“Barbie” was an emotional experience for me. Sitting between my mom and sister, tears in my eyes, I entered Barbie Land fully along for Barbie and Gloria’s journey of reckoning. The humor was just as important as the heavy-heartedness.
For me, the heart of the film was the moment when Barbie considers an old woman sitting next to her on a bench and concludes, “You are beautiful.” The woman responds, “I know.”
I didn’t think anything could have hit me harder. Alongside Barbie, we got to reverently acknowledge the majesty of a woman who has settled into herself.
Which is why I was so surprised at my dad’s response. Just on the other side of my mom, he was watching an entirely different movie.
The first thing he said as we left was, “Shang Chi was awesome!” (To be fair, he had been clear that Simu Liu was the main reason he wanted to see the movie.) He loved the fight scene that turned into a dance.
It felt so at odds with the trip I’d just been on. I could tell that he was aware of our internal experiences, but didn’t really feel like he should be part of the conversation — that was our personal affair. Ultimately, he didn’t relate to Barbie and Gloria, but he understood that we did.
Of all the men I’ve talked to since, he seemed to have the deepest response. The rest live together in a land of caveats and dismissals.
“It was funny! I felt a little personally attacked, but it’s whatever. Still funny though.”
“I didn’t like it as much as ‘Oppenheimer.’ It was good, you know, funny. But I didn’t really connect with it.”
“No, yeah, I liked it! It did feel like some of the points it was trying to make were all over the place though.”
I’d continue but it would risk unnecessary repetition.
Naturally, as a woman, I was not trained to let these comments roll off my back. Because they are men, I had to take them seriously.
But why had their experience with Barbie been so different from mine?
It was only exacerbated by my experience with “Oppenheimer” — clearly a man’s personal reckoning with societal changes that he is a participant of. The entire experience was conflicting. While I felt his fervor for discovery and excitement at wielding his intelligence, I simultaneously felt deep frustration at how easily he and the other men pulled the rest of the world into a new age of horror. All his hubris and asinine assumptions in the face of great consequence was on full IMAX display.
I could empathize with “Oppenheimer” and disagree with him at the same time. My male counterparts could not do the same for “Barbie.”
It is because they (you — for those dear men who have continued to this point) haven’t had the same kind of training to empathize with women’s perspectives yet.
Aside from living under a system that is constructed around male identity and experience, there is something to be said for consistently watching media that reflects that perspective. As film theorist Laura Mulvey has been pointing out for 50 years, films have typically been made and viewed within a male perspective. The man is the actor and the woman is an object (usually of desire) who doesn’t affect the plot much. It is usually the man’s emotional space and inner experience portrayed over and over in films.

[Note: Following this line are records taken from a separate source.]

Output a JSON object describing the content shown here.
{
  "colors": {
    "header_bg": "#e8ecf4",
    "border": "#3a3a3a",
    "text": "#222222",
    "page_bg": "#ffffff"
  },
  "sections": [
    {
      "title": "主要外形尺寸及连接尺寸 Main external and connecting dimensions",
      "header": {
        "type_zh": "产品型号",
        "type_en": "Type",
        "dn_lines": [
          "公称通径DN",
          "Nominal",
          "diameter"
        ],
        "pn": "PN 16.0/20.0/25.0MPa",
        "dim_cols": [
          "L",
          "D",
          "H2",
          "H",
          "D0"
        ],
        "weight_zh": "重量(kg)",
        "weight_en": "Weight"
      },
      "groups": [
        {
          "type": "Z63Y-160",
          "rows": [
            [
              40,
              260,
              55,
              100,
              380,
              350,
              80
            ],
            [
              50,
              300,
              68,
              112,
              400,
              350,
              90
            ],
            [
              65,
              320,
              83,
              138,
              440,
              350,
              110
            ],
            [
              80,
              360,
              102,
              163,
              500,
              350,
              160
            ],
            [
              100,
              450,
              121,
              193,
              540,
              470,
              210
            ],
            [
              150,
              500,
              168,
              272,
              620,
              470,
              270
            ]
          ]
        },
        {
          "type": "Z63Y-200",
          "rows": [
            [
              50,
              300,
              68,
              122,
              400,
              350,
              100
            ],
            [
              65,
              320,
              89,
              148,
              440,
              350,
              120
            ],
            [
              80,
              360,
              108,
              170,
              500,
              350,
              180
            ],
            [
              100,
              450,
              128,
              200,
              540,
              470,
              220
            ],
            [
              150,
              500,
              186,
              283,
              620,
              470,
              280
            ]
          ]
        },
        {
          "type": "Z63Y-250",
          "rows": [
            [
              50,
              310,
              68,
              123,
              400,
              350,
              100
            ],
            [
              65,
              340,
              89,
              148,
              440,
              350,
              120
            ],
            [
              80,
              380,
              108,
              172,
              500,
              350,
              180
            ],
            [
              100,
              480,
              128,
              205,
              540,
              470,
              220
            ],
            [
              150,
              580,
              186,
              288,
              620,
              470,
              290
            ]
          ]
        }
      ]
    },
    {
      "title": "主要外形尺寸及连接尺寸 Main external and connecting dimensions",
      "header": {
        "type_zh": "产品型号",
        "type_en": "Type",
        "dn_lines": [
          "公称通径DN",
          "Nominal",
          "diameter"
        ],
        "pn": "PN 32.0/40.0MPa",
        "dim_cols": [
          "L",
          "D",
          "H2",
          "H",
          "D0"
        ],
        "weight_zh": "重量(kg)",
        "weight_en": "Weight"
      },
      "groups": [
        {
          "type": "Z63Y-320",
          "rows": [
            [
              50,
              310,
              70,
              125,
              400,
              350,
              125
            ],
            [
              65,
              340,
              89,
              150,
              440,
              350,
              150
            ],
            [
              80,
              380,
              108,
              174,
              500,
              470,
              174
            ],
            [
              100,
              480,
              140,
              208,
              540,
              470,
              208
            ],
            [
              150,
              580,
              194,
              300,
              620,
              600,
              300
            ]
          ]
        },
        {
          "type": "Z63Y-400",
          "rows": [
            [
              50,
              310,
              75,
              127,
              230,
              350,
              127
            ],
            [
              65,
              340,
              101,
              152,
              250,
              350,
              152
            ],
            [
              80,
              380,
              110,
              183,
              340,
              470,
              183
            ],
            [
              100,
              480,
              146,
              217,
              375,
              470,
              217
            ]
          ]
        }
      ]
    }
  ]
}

As a woman, I have become adept at putting myself into his shoes to make a meaningful viewing experience. In movies and in life I am well trained in “trying to understand” why a man feels a certain way and what is going on in his life that explains his behavior. It is a great skill, as long as it doesn’t mix with my tendency to devalue my own perspective.
The men in my life have not had the same need to understand though. Their heroes and role models look like them. The people they are taught to respect and listen to are the horse-riding men that Ken is drawn to. They operate in a world that fosters their myopia.
“Barbie” has become a test for how well a man can put himself in a woman’s shoes.
The emotional throughline is not only from a woman’s view point, it is about growing into that viewpoint by leaving the world where she, Barbie was “the man.”
Thank the Hollywood-powers-that-be, it was marketed to general audiences, not marginalized as a chick-flick.
I have to believe there are men out there who can watch “Barbie” and cry, who can feel Barbie’s pain and joy as she takes on the quandaries of true womanhood. I have to believe there are men out there who can laugh at Ken (and themselves) and own up to how accurate the portrayal is, no matter how much spectacle adorns it.
Show me that man and I’ll show you someone who knows he is Kenough — and so are all the Barbies and Glorias in his life.
Leesie Clegg, born and raised in Utah, is a filmmaker based in Provo.